Sur les 60 personnes tirées au sort parmi lesquelles le jury du procès de Christopher Young a été sélectionné, six étaient noires (Christopher Young est également afro-américain). Sur ces six personnes, une ne remplissait pas les critères nécessaires pour être retenue, et le ministère public en a récusé une pour cause et trois de manière péremptoire. Le jury final ne comptait qu’un membre afro-américain. L’une des personnes noires récusées de manière péremptoire était membre d’une église dont des fidèles se rendaient dans des prisons pour aider des détenus à se réinsérer. Le procureur a affirmé que cette association était la « principale raison » pour laquelle il l’avait récusée. En 2009, la cour d’appel pénale du Texas a statué que cette récusation « n’était pas inconvenante » si le ministère public avait l’impression que son affiliation religieuse « pouvait la rendre plus compatissante envers l’accusé, notamment lors de la phase du procès consacrée à la détermination de la peine ».

Plus de 500 responsables religieux de plus de 40 États américains ont signé une déclaration dans laquelle ils protestaient contre la récusation de cette jurée par le ministère public « uniquement parce qu’elle était membre d’une paroisse qui s’efforce d’améliorer l’existence des pauvres, des aînés et des prisonniers » et demandaient un nouveau procès sans aucune discrimination religieuse.

Le Pacte international relatif aux droits civils et politiques, ratifié par les États-Unis en 1992, oblige les pays signataires à faire de la réinsertion des détenus une priorité du système pénitentiaire. Le Comité des droits de l’homme des Nations unies a déclaré : « Aucun système pénitentiaire ne saurait être axé uniquement sur le châtiment ; il devrait essentiellement viser le redressement et la réadaptation sociale du prisonnier. »

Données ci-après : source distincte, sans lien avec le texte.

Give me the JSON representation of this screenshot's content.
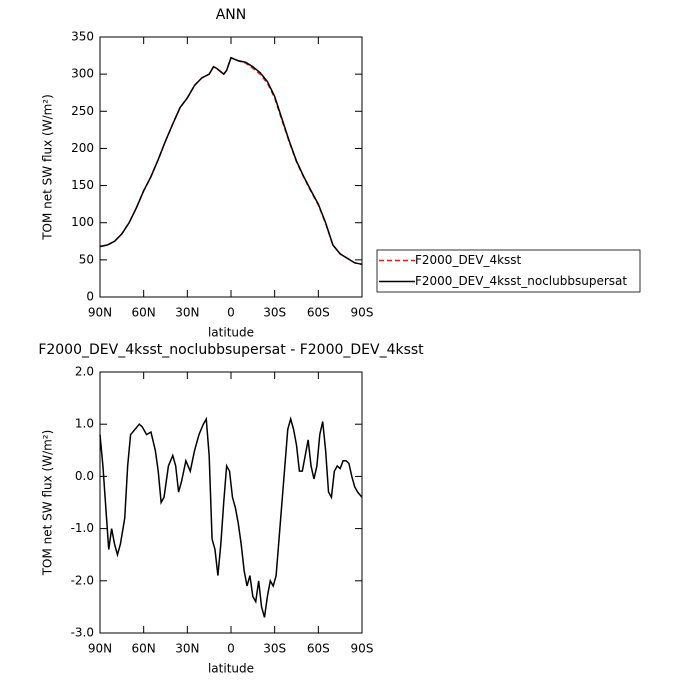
{
  "chart_data": [
    {
      "type": "line",
      "title": "ANN",
      "xlabel": "latitude",
      "ylabel": "TOM net SW flux (W/m²)",
      "xlim": [
        90,
        -90
      ],
      "ylim": [
        0,
        350
      ],
      "xticks": [
        {
          "value": 90,
          "label": "90N"
        },
        {
          "value": 60,
          "label": "60N"
        },
        {
          "value": 30,
          "label": "30N"
        },
        0,
        {
          "value": -30,
          "label": "30S"
        },
        {
          "value": -60,
          "label": "60S"
        },
        {
          "value": -90,
          "label": "90S"
        }
      ],
      "yticks": [
        0,
        50,
        100,
        150,
        200,
        250,
        300,
        350
      ],
      "legend": "right",
      "x": [
        90,
        85,
        80,
        75,
        70,
        65,
        60,
        55,
        50,
        45,
        40,
        35,
        30,
        25,
        20,
        15,
        12,
        10,
        5,
        3,
        0,
        -5,
        -10,
        -15,
        -20,
        -25,
        -30,
        -35,
        -40,
        -45,
        -50,
        -55,
        -60,
        -65,
        -70,
        -75,
        -80,
        -85,
        -90
      ],
      "series": [
        {
          "name": "F2000_DEV_4ksst",
          "color": "#e31a1c",
          "dash": true,
          "values": [
            68,
            70,
            75,
            85,
            100,
            120,
            143,
            162,
            185,
            210,
            233,
            255,
            268,
            285,
            295,
            300,
            310,
            308,
            300,
            305,
            322,
            318,
            315,
            308,
            300,
            288,
            268,
            238,
            209,
            182,
            161,
            142,
            124,
            99,
            70,
            58,
            52,
            46,
            44
          ]
        },
        {
          "name": "F2000_DEV_4ksst_noclubbsupersat",
          "color": "#000000",
          "dash": false,
          "values": [
            68,
            70,
            75,
            85,
            100,
            120,
            143,
            162,
            185,
            210,
            233,
            255,
            268,
            285,
            295,
            300,
            310,
            308,
            300,
            305,
            322,
            318,
            316,
            310,
            302,
            290,
            270,
            240,
            210,
            183,
            162,
            143,
            125,
            100,
            70,
            58,
            52,
            46,
            44
          ]
        }
      ]
    },
    {
      "type": "line",
      "title": "F2000_DEV_4ksst_noclubbsupersat - F2000_DEV_4ksst",
      "xlabel": "latitude",
      "ylabel": "TOM net SW flux (W/m²)",
      "xlim": [
        90,
        -90
      ],
      "ylim": [
        -3,
        2
      ],
      "xticks": [
        {
          "value": 90,
          "label": "90N"
        },
        {
          "value": 60,
          "label": "60N"
        },
        {
          "value": 30,
          "label": "30N"
        },
        0,
        {
          "value": -30,
          "label": "30S"
        },
        {
          "value": -60,
          "label": "60S"
        },
        {
          "value": -90,
          "label": "90S"
        }
      ],
      "yticks": [
        {
          "value": -3,
          "label": "-3.0"
        },
        {
          "value": -2,
          "label": "-2.0"
        },
        {
          "value": -1,
          "label": "-1.0"
        },
        {
          "value": 0,
          "label": "0.0"
        },
        {
          "value": 1,
          "label": "1.0"
        },
        {
          "value": 2,
          "label": "2.0"
        }
      ],
      "x": [
        90,
        88,
        86,
        84,
        82,
        80,
        78,
        76,
        73,
        71,
        69,
        66,
        63,
        61,
        58,
        55,
        52,
        50,
        48,
        46,
        43,
        40,
        38,
        36,
        34,
        31,
        28,
        25,
        22,
        19,
        17,
        15,
        13,
        11,
        9,
        7,
        5,
        3,
        1,
        -1,
        -3,
        -5,
        -7,
        -9,
        -11,
        -13,
        -15,
        -17,
        -19,
        -21,
        -23,
        -25,
        -27,
        -29,
        -31,
        -33,
        -35,
        -37,
        -39,
        -41,
        -43,
        -45,
        -47,
        -49,
        -51,
        -53,
        -55,
        -57,
        -59,
        -61,
        -63,
        -65,
        -67,
        -69,
        -71,
        -73,
        -75,
        -77,
        -79,
        -81,
        -83,
        -85,
        -87,
        -90
      ],
      "series": [
        {
          "color": "#000000",
          "dash": false,
          "values": [
            0.8,
            0.2,
            -0.6,
            -1.4,
            -1.0,
            -1.3,
            -1.5,
            -1.3,
            -0.8,
            0.2,
            0.8,
            0.9,
            1.0,
            0.95,
            0.8,
            0.85,
            0.5,
            0.1,
            -0.5,
            -0.4,
            0.2,
            0.4,
            0.2,
            -0.3,
            -0.1,
            0.3,
            0.1,
            0.5,
            0.8,
            1.0,
            1.1,
            0.4,
            -1.2,
            -1.4,
            -1.9,
            -1.3,
            -0.5,
            0.2,
            0.1,
            -0.4,
            -0.6,
            -0.9,
            -1.3,
            -1.8,
            -2.1,
            -1.9,
            -2.3,
            -2.4,
            -2.0,
            -2.5,
            -2.7,
            -2.3,
            -2.0,
            -2.1,
            -1.9,
            -1.2,
            -0.5,
            0.2,
            0.9,
            1.1,
            0.9,
            0.6,
            0.1,
            0.1,
            0.4,
            0.7,
            0.2,
            -0.05,
            0.2,
            0.8,
            1.05,
            0.5,
            -0.3,
            -0.4,
            0.1,
            0.2,
            0.15,
            0.3,
            0.3,
            0.25,
            0.0,
            -0.2,
            -0.3,
            -0.4
          ]
        }
      ]
    }
  ]
}
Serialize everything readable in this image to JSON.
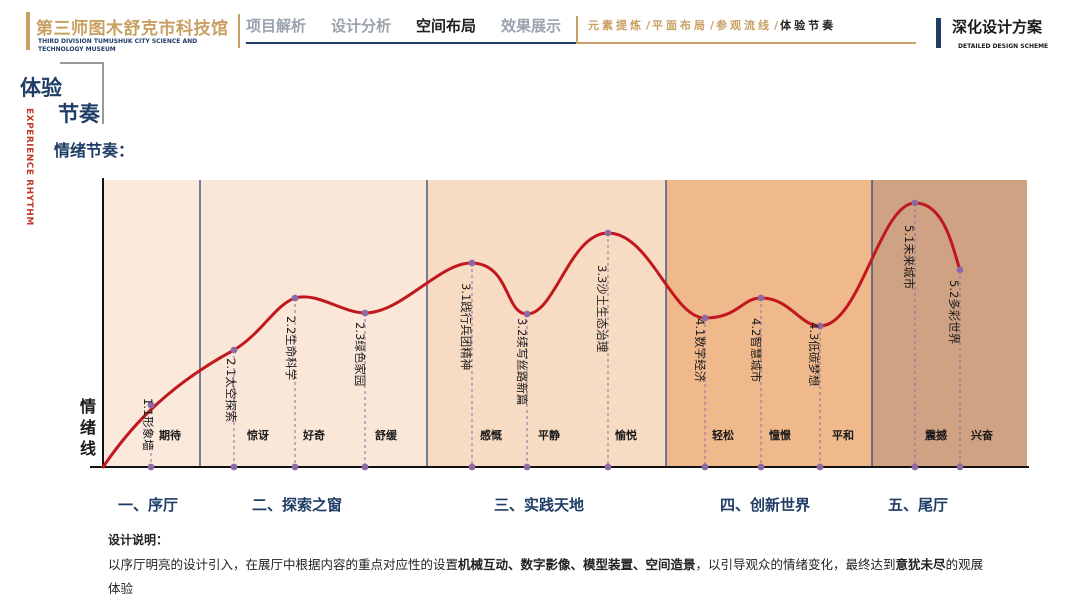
{
  "header": {
    "logo_title": "第三师图木舒克市科技馆",
    "logo_sub1": "THIRD DIVISION TUMUSHUK CITY SCIENCE AND",
    "logo_sub2": "TECHNOLOGY MUSEUM",
    "tabs": [
      {
        "label": "项目解析",
        "active": false
      },
      {
        "label": "设计分析",
        "active": false
      },
      {
        "label": "空间布局",
        "active": true
      },
      {
        "label": "效果展示",
        "active": false
      }
    ],
    "subnav": [
      {
        "label": "元素提炼",
        "active": false
      },
      {
        "label": "平面布局",
        "active": false
      },
      {
        "label": "参观流线",
        "active": false
      },
      {
        "label": "体验节奏",
        "active": true
      }
    ],
    "subnav_sep": "/",
    "scheme_title": "深化设计方案",
    "scheme_sub": "DETAILED DESIGN SCHEME"
  },
  "section": {
    "title_line1": "体验",
    "title_line2": "节奏",
    "vertical_en": "EXPERIENCE RHYTHM",
    "heading": "情绪节奏："
  },
  "diagram": {
    "y_axis_label": "情绪线",
    "bands": [
      {
        "zone": "一、序厅",
        "color": "#fbe9dc"
      },
      {
        "zone": "二、探索之窗",
        "color": "#fbe7d8"
      },
      {
        "zone": "三、实践天地",
        "color": "#f8dbc3"
      },
      {
        "zone": "四、创新世界",
        "color": "#efb98c"
      },
      {
        "zone": "五、尾厅",
        "color": "#cfa283"
      }
    ],
    "points": [
      {
        "id": "1.1",
        "label": "形象墙",
        "emotion": "期待"
      },
      {
        "id": "2.1",
        "label": "太空探索",
        "emotion": "惊讶"
      },
      {
        "id": "2.2",
        "label": "生命科学",
        "emotion": "好奇"
      },
      {
        "id": "2.3",
        "label": "绿色家园",
        "emotion": "舒缓"
      },
      {
        "id": "3.1",
        "label": "践行兵团精神",
        "emotion": "感慨"
      },
      {
        "id": "3.2",
        "label": "续写丝路新篇",
        "emotion": "平静"
      },
      {
        "id": "3.3",
        "label": "沙土生态治理",
        "emotion": "愉悦"
      },
      {
        "id": "4.1",
        "label": "数字经济",
        "emotion": "轻松"
      },
      {
        "id": "4.2",
        "label": "智慧城市",
        "emotion": "憧憬"
      },
      {
        "id": "4.3",
        "label": "低碳梦想",
        "emotion": "平和"
      },
      {
        "id": "5.1",
        "label": "未来城市",
        "emotion": "震撼"
      },
      {
        "id": "5.2",
        "label": "多彩世界",
        "emotion": "兴奋"
      }
    ],
    "colors": {
      "curve": "#c0181e",
      "marker": "#8e6aa5",
      "divider": "#2b4a7a",
      "axis": "#111111"
    }
  },
  "description": {
    "title": "设计说明：",
    "text_parts": [
      {
        "t": "以序厅明亮的设计引入，在展厅中根据内容的重点对应性的设置",
        "b": false
      },
      {
        "t": "机械互动、数字影像、模型装置、空间造景",
        "b": true
      },
      {
        "t": "，以引导观众的情绪变化，最终达到",
        "b": false
      },
      {
        "t": "意犹未尽",
        "b": true
      },
      {
        "t": "的观展体验",
        "b": false
      }
    ]
  }
}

L’exécution d’un prisonnier empêche d’exploiter au maximum son potentiel de réinsertion. En 2018, reconnaissant que l’immaturité et le développement du cerveau se poursuit dans les premières années suivant le vingtième anniversaire, l’Association des avocats américains (ABA) a adopté une résolution appelant les États à interdire le recours à la peine de mort contre toute personne pour des crimes qu’elle aurait commis à l’âge de 21 ans ou plus jeune.

Amnesty International est opposée à la peine de mort en toutes circonstances. À l’heure actuelle, 142 pays sont abolitionnistes en droit ou en pratique. Le Texas a procédé à 552 (37 %) des 1 477 exécutions réalisées aux États-Unis depuis que la Cour suprême fédérale a approuvé les nouvelles lois relatives à la peine capitale en 1976, et sur les 12 personnes exécutées dans le pays depuis le début de l’année 2018, sept (58 %) l’ont été dans cet État.